То ли у Тютчева не хватило сил, то ли он обдумывал дальнейшие мысли, но он на какое-то время снова замолк и движением глаз показал, что хочет пить. Боткин подал ему со столика приготовленную заранее в графине Эрнестиной Фёдоровной брусничную воду и намерился встать.
— Нет, сидите, — остановил его Фёдор Иванович. — Я как раз подхожу к главному. Итак, во имя чего человек способен отдать свою жизнь? Впрочем, разве вы, Сергей Петрович, или вы, Иван Сергеевич, не в состоянии ответить мне на этот вопрос? Разве деятельность каждого из вас не отдача всех сил — и физических, и духовных — благоденствию и счастью родины? Вот и видите, я ответил и за вас, и за десяток, может быть, других честных и пламенных сынов России. И наверное, говоря эти слова, в какой-то мере имел в виду и себя: пусть не столько свершённое мною, не результаты моих усилий, но, по крайней мере, свою постоянную устремлённость к идеалу. Но Бирилёв, должно быть, всё-таки что-то поможет мне прояснить как воин, некогда смотревший и продолжающий и сейчас смотреть смерти в лицо... Наверное, я говорю всё это не совсем понятно для вас, но мне прошедшей ночью как раз и пришла в голову подобная мысль: только ли жизнью, отданной за отечество, человек способен доказать свою пламенную любовь к нему?..
— Так или иначе, мы все — одни мгновенно, другие постепенно — сгораем на этом священном костре, — вздохнул Аксаков. — Мой брат Константин — вы помните — ушёл из жизни в самом расцвете лет. Не выдюжил, сгорел...
Веки Тютчева слегка смежились, как бы давая понять, что его мысль воспринята правильно, именно о таких жертвах он и думал.
— Так передайте же Николаю Алексеевичу моё приглашение. Нет, мою просьбу, — напомнил Фёдор Иванович.
«Когда же мы последний раз виделись с Бирилёвым? — спросил себя Тютчев, когда Боткин и Аксаков вышли из комнаты и оставили его одного. — Кажется, в тот день, на кладбище, когда провожали Мари в её последний путь. Тогда здесь, в Петербурге, за оградой Новодевичьего монастыря Неста, помнится, указала рядом с могилой Мари скорбные аршины последнего человеческого пристанища: «Тут — вы, Николай Алексеевич, здесь — Фёдор Иванович, там — я... Как жили рядом...»

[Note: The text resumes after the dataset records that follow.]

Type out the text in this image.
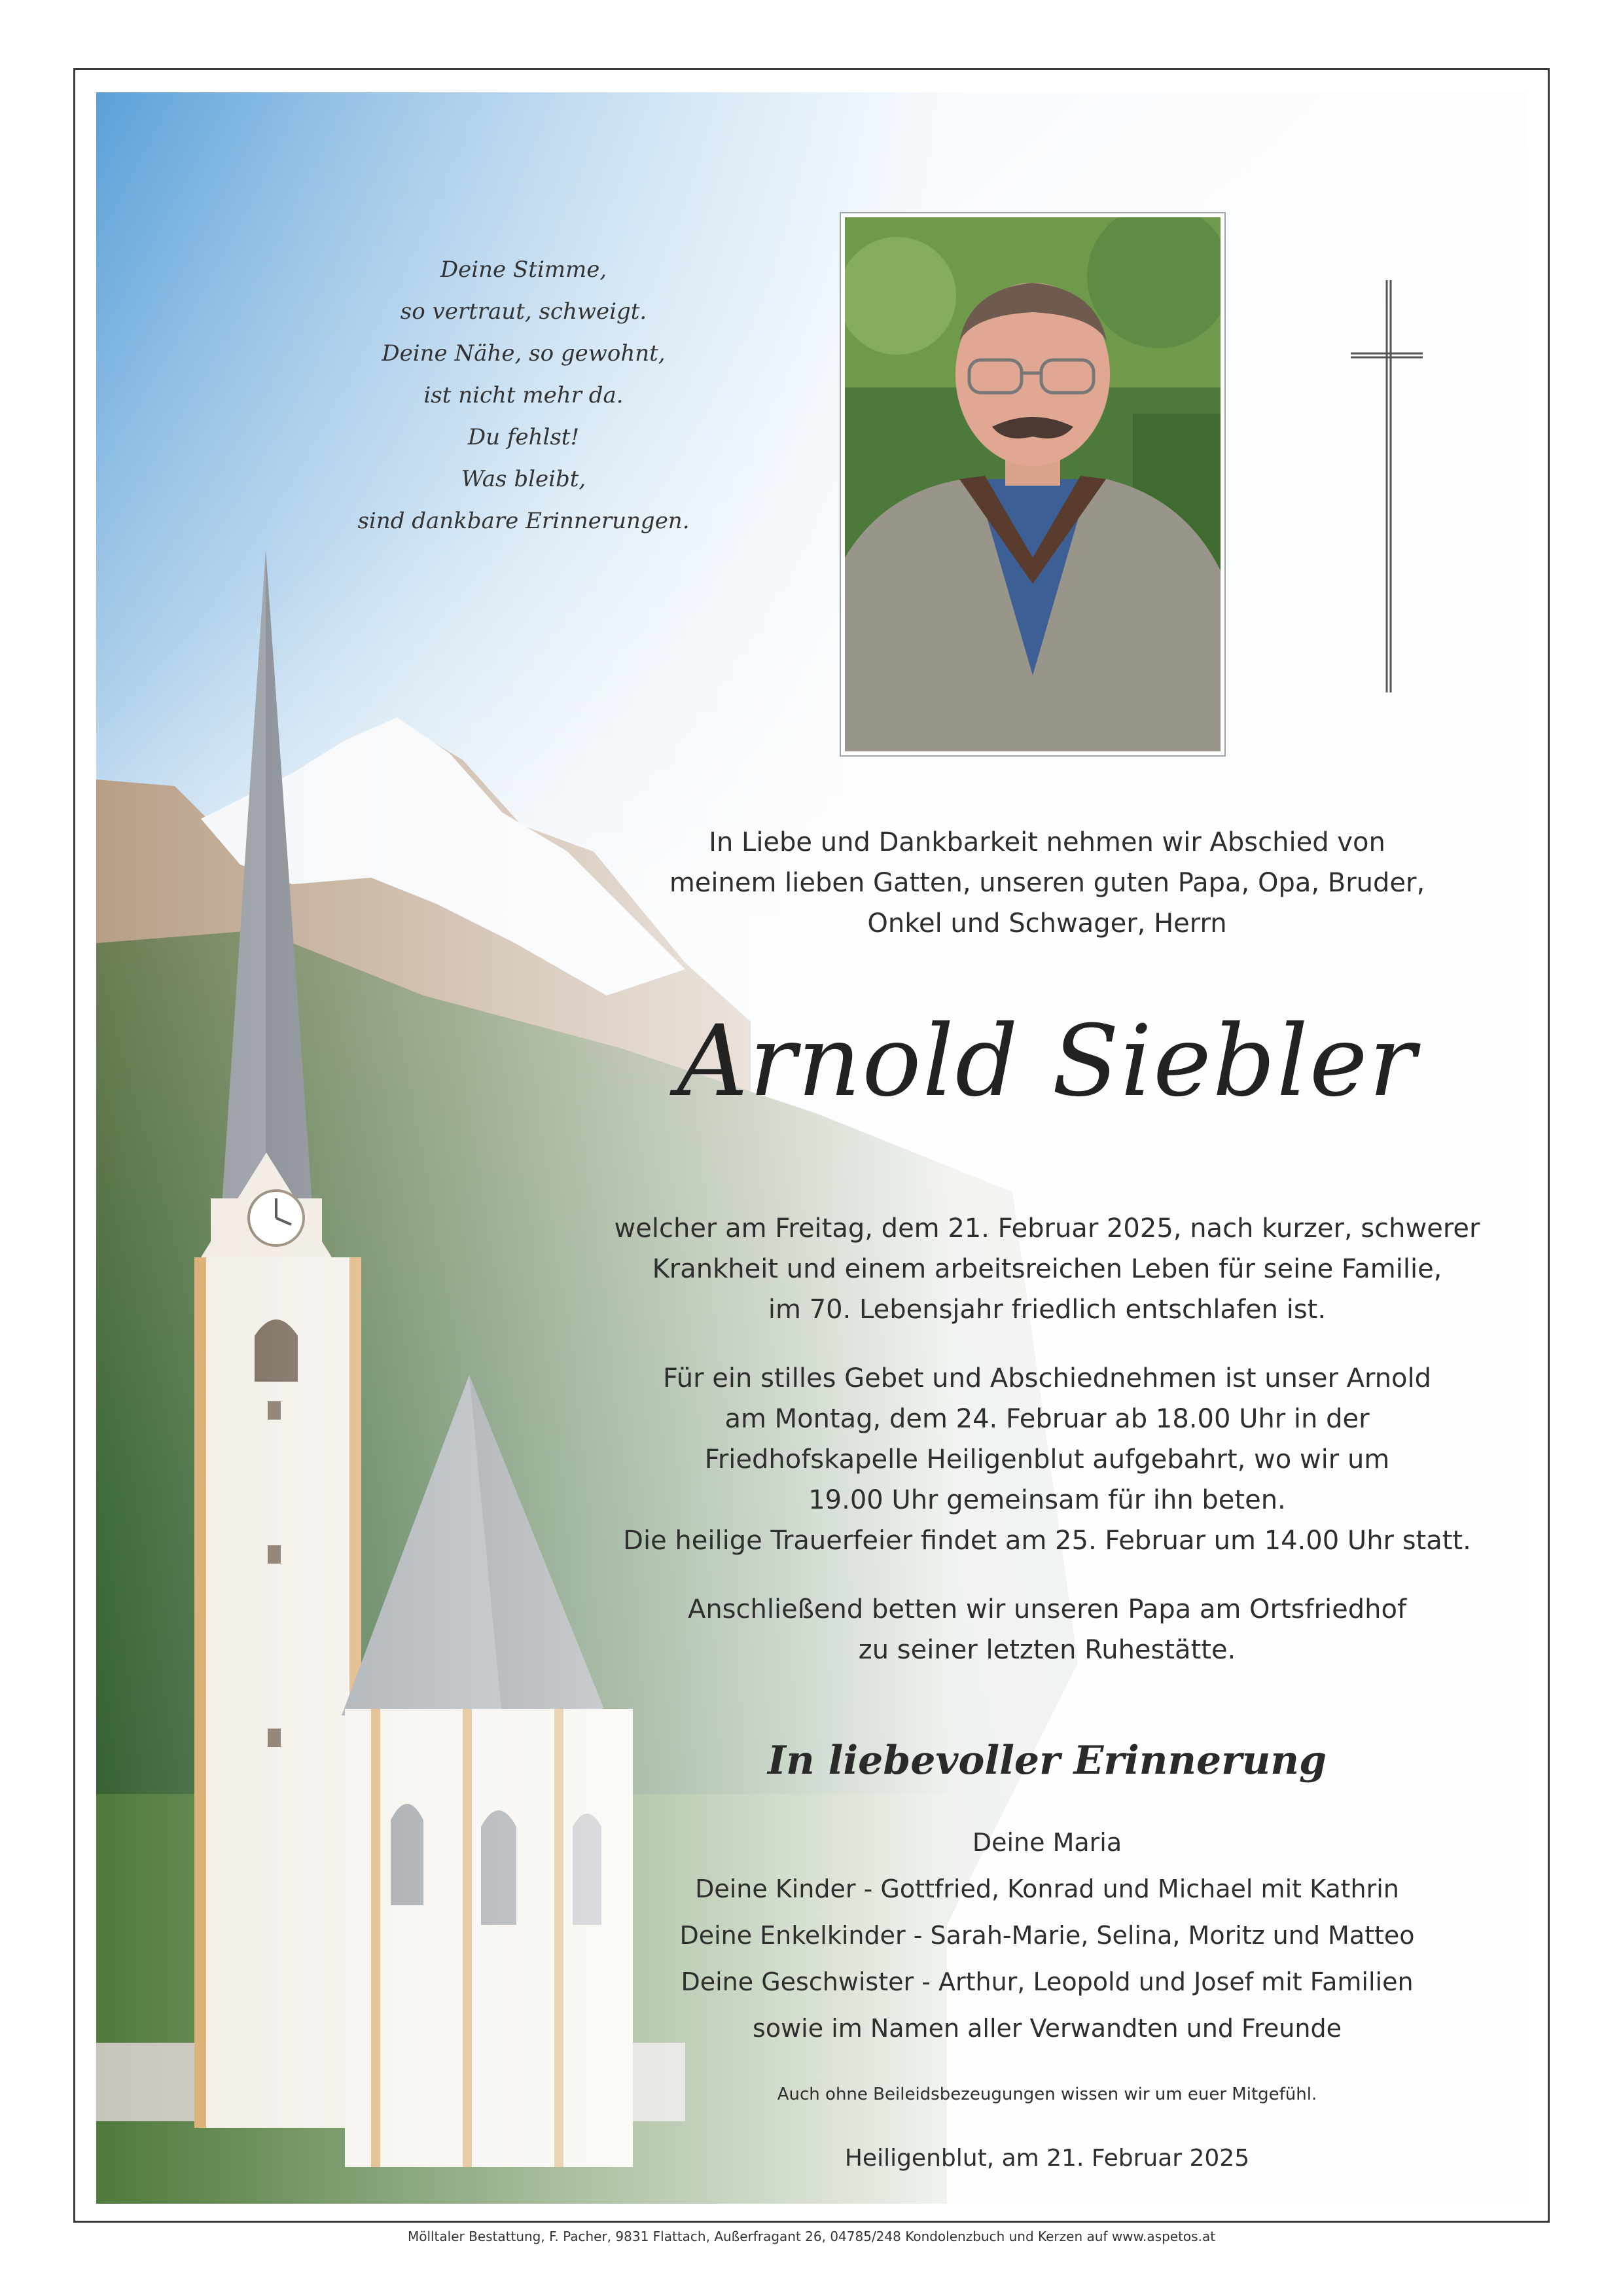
Deine Stimme,
so vertraut, schweigt.
Deine Nähe, so gewohnt,
ist nicht mehr da.
Du fehlst!
Was bleibt,
sind dankbare Erinnerungen.
In Liebe und Dankbarkeit nehmen wir Abschied von
meinem lieben Gatten, unseren guten Papa, Opa, Bruder,
Onkel und Schwager, Herrn
Arnold Siebler
welcher am Freitag, dem 21. Februar 2025, nach kurzer, schwerer
Krankheit und einem arbeitsreichen Leben für seine Familie,
im 70. Lebensjahr friedlich entschlafen ist.
Für ein stilles Gebet und Abschiednehmen ist unser Arnold
am Montag, dem 24. Februar ab 18.00 Uhr in der
Friedhofskapelle Heiligenblut aufgebahrt, wo wir um
19.00 Uhr gemeinsam für ihn beten.
Die heilige Trauerfeier findet am 25. Februar um 14.00 Uhr statt.
Anschließend betten wir unseren Papa am Ortsfriedhof
zu seiner letzten Ruhestätte.
In liebevoller Erinnerung
Deine Maria
Deine Kinder - Gottfried, Konrad und Michael mit Kathrin
Deine Enkelkinder - Sarah-Marie, Selina, Moritz und Matteo
Deine Geschwister - Arthur, Leopold und Josef mit Familien
sowie im Namen aller Verwandten und Freunde
Auch ohne Beileidsbezeugungen wissen wir um euer Mitgefühl.
Heiligenblut, am 21. Februar 2025
Mölltaler Bestattung, F. Pacher, 9831 Flattach, Außerfragant 26, 04785/248 Kondolenzbuch und Kerzen auf www.aspetos.at
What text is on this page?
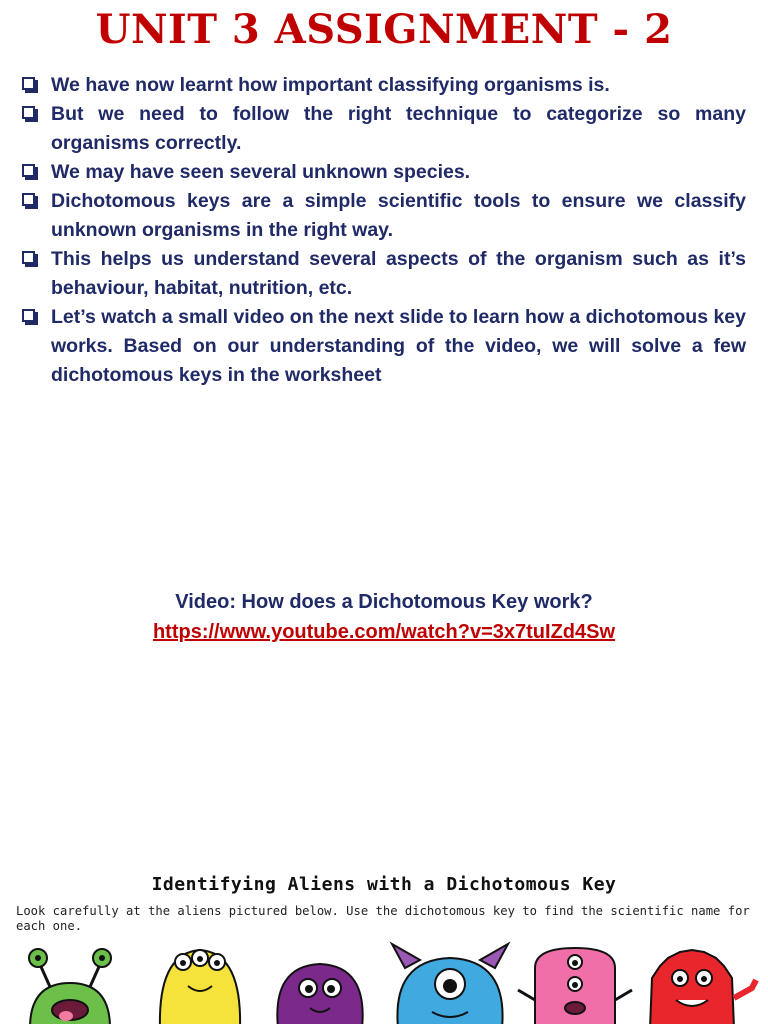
UNIT 3 ASSIGNMENT - 2
We have now learnt how important classifying organisms is.
But we need to follow the right technique to categorize so many organisms correctly.
We may have seen several unknown species.
Dichotomous keys are a simple scientific tools to ensure we classify unknown organisms in the right way.
This helps us understand several aspects of the organism such as it’s behaviour, habitat, nutrition, etc.
Let’s watch a small video on the next slide to learn how a dichotomous key works. Based on our understanding of the video, we will solve a few dichotomous keys in the worksheet
Video: How does a Dichotomous Key work?
https://www.youtube.com/watch?v=3x7tuIZd4Sw
Identifying Aliens with a Dichotomous Key
Look carefully at the aliens pictured below. Use the dichotomous key to find the scientific name for each one.
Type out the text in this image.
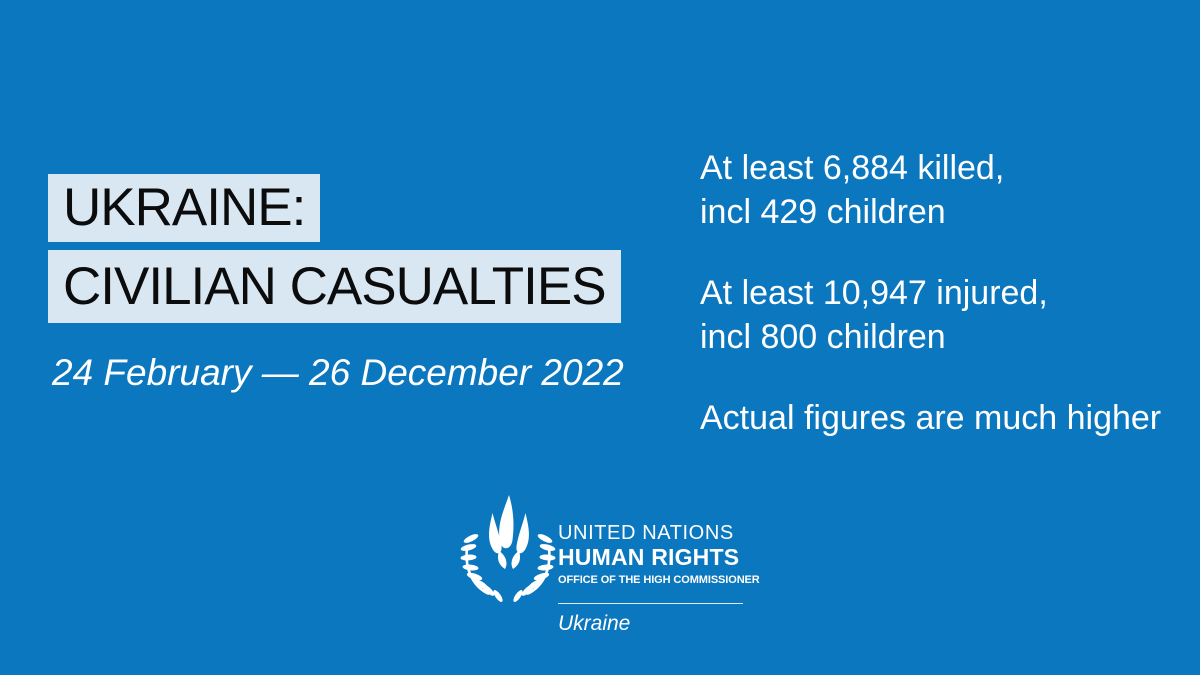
UKRAINE:
CIVILIAN CASUALTIES
24 February — 26 December 2022
At least 6,884 killed,
incl 429 children
At least 10,947 injured,
incl 800 children
Actual figures are much higher
UNITED NATIONS
HUMAN RIGHTS
OFFICE OF THE HIGH COMMISSIONER
Ukraine
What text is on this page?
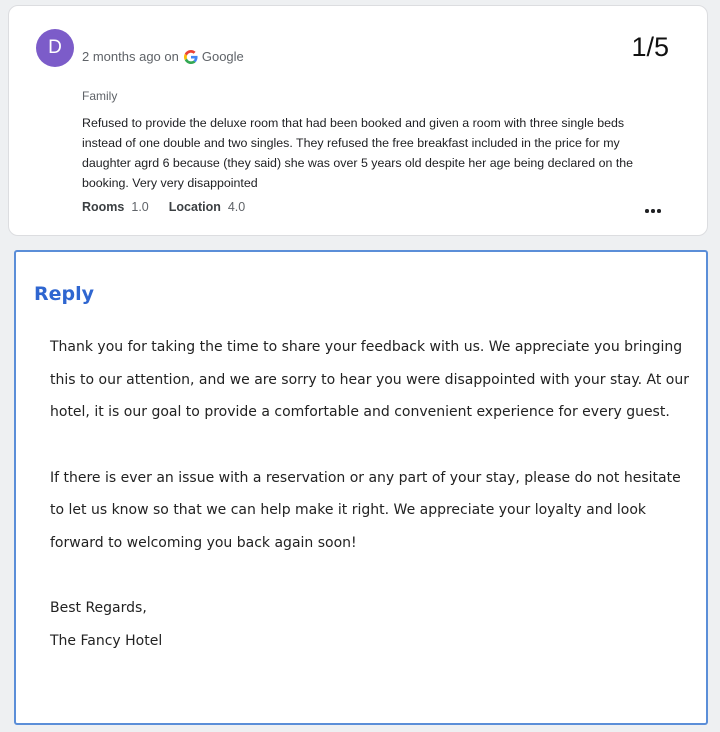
D 2 months ago on Google	1/5
Family
Refused to provide the deluxe room that had been booked and given a room with three single beds instead of one double and two singles. They refused the free breakfast included in the price for my daughter agrd 6 because (they said) she was over 5 years old despite her age being declared on the booking. Very very disappointed
Rooms 1.0 Location 4.0
Reply

Thank you for taking the time to share your feedback with us. We appreciate you bringing this to our attention, and we are sorry to hear you were disappointed with your stay. At our hotel, it is our goal to provide a comfortable and convenient experience for every guest.

If there is ever an issue with a reservation or any part of your stay, please do not hesitate to let us know so that we can help make it right. We appreciate your loyalty and look forward to welcoming you back again soon!

Best Regards,
The Fancy Hotel
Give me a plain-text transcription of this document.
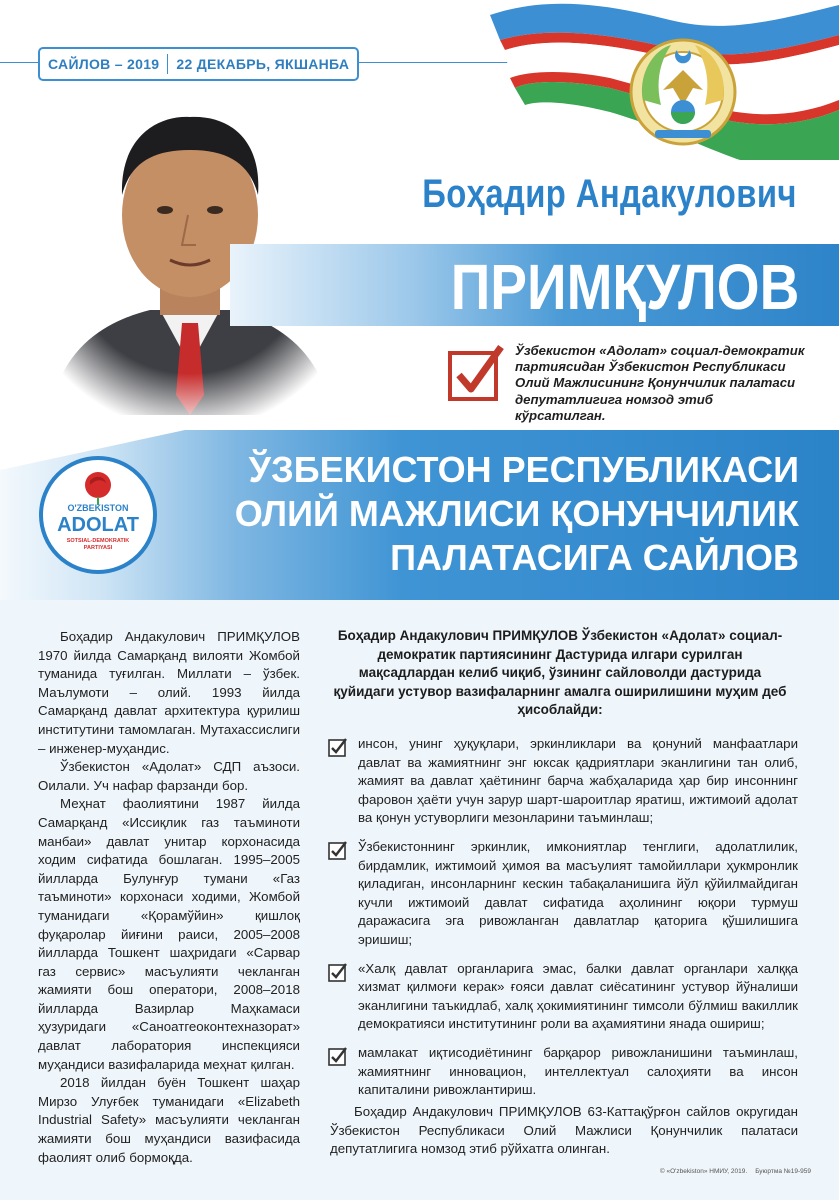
САЙЛОВ – 2019 22 ДЕКАБРЬ, ЯКШАНБА
Боҳадир Андакулович
ПРИМҚУЛОВ
Ўзбекистон «Адолат» социал-демократик партиясидан Ўзбекистон Республикаси Олий Мажлисининг Қонунчилик палатаси депутатлигига номзод этиб кўрсатилган.
ЎЗБЕКИСТОН РЕСПУБЛИКАСИ
ОЛИЙ МАЖЛИСИ ҚОНУНЧИЛИК
ПАЛАТАСИГА САЙЛОВ
O'ZBEKISTON
ADOLAT
SOTSIAL-DEMOKRATIK
PARTIYASI

Боҳадир Андакулович ПРИМҚУЛОВ 1970 йилда Самарқанд вилояти Жомбой туманида туғилган. Миллати – ўзбек. Маълумоти – олий. 1993 йилда Самарқанд давлат архитектура қурилиш институтини тамомлаган. Мутахассислиги – инженер-муҳандис.

Ўзбекистон «Адолат» СДП аъзоси. Оилали. Уч нафар фарзанди бор.

Меҳнат фаолиятини 1987 йилда Самарқанд «Иссиқлик газ таъминоти манбаи» давлат унитар корхонасида ходим сифатида бошлаган. 1995–2005 йилларда Булунғур тумани «Газ таъминоти» корхонаси ходими, Жомбой туманидаги «Қорамўйин» қишлоқ фуқаролар йиғини раиси, 2005–2008 йилларда Тошкент шаҳридаги «Сарвар газ сервис» масъулияти чекланган жамияти бош оператори, 2008–2018 йилларда Вазирлар Маҳкамаси ҳузуридаги «Саноатгеоконтехназорат» давлат лаборатория инспекцияси муҳандиси вазифаларида меҳнат қилган.

2018 йилдан буён Тошкент шаҳар Мирзо Улуғбек туманидаги «Elizabeth Industrial Safety» масъулияти чекланган жамияти бош муҳандиси вазифасида фаолият олиб бормоқда.

Боҳадир Андакулович ПРИМҚУЛОВ Ўзбекистон «Адолат» социал-демократик партиясининг Дастурида илгари сурилган мақсадлардан келиб чиқиб, ўзининг сайловолди дастурида қуйидаги устувор вазифаларнинг амалга оширилишини муҳим деб ҳисоблайди:
инсон, унинг ҳуқуқлари, эркинликлари ва қонуний манфаатлари давлат ва жамиятнинг энг юксак қадриятлари эканлигини тан олиб, жамият ва давлат ҳаётининг барча жабҳаларида ҳар бир инсоннинг фаровон ҳаёти учун зарур шарт-шароитлар яратиш, ижтимоий адолат ва қонун устуворлиги мезонларини таъминлаш;
Ўзбекистоннинг эркинлик, имкониятлар тенглиги, адолатлилик, бирдамлик, ижтимоий ҳимоя ва масъулият тамойиллари ҳукмронлик қиладиган, инсонларнинг кескин табақаланишига йўл қўйилмайдиган кучли ижтимоий давлат сифатида аҳолининг юқори турмуш даражасига эга ривожланган давлатлар қаторига қўшилишига эришиш;
«Халқ давлат органларига эмас, балки давлат органлари халққа хизмат қилмоғи керак» ғояси давлат сиёсатининг устувор йўналиши эканлигини таъкидлаб, халқ ҳокимиятининг тимсоли бўлмиш вакиллик демократияси институтининг роли ва аҳамиятини янада ошириш;
мамлакат иқтисодиётининг барқарор ривожланишини таъминлаш, жамиятнинг инновацион, интеллектуал салоҳияти ва инсон капиталини ривожлантириш.
Боҳадир Андакулович ПРИМҚУЛОВ 63-Каттақўрғон сайлов округидан Ўзбекистон Республикаси Олий Мажлиси Қонунчилик палатаси депутатлигига номзод этиб рўйхатга олинган.
© «O'zbekiston» НМИУ, 2019. Буюртма №19-959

После похорон Мари, собираясь на Большую Гребецкую, Бирилёв казался спокойным, и это внешнее спокойствие неимоверно страдающего человека показалось бесконечно дорого Фёдору Ивановичу. Однако он не нашёл в себе даже самой малейшей возможности, хотя бы из приличия только, солгать зятю и упросить его остаться. Он и зять тогда думали об одном: так будет лучше для Мари, чтобы душа её не волновалась в своём дальнем далеке. Однако, наверное, надо было что-то произнести, близкое и родное, полагающееся в такую минуту. Но нуждались ли они оба в каких-либо утешительных словах? Бирилёв поступал как натура предельно сильная — он уходил сам и уносил с собой свои страдания, облегчая тем самым участь других. Тютчев же всё не мог забыть Ниццу и то, что тогда не хватило у него самого стойкости и упорства. Хотя понимал: он ни тогда, ни теперь решительно ничего не мог изменить. Но досадная мысль эта исчезла, и явилось чувство — Фёдор Иванович порывисто обнял зятя и приложился к его лицу...
«Тогда ни я, ни Бирилёв не могли поступить иначе, — подумал сейчас Фёдор Иванович. — Пусть по-разному, но в те дни мы с ним стремились к одной, священной для каждого из нас цели — спасти Мари... Даст ли мне сейчас утешение встреча с Николаем Алексеевичем, о которой я так настоятельно просил Боткина? Как знать... Однако что же такое я намеревался попросить записать, о чём вспомнил, говоря с Боткиным и Аксаковым? Мысль вроде бы обозначилась, наметалась. Но вот кому я её хотел адресовать? Ах да, я хотел продиктовать ответное письмо Шеншиной».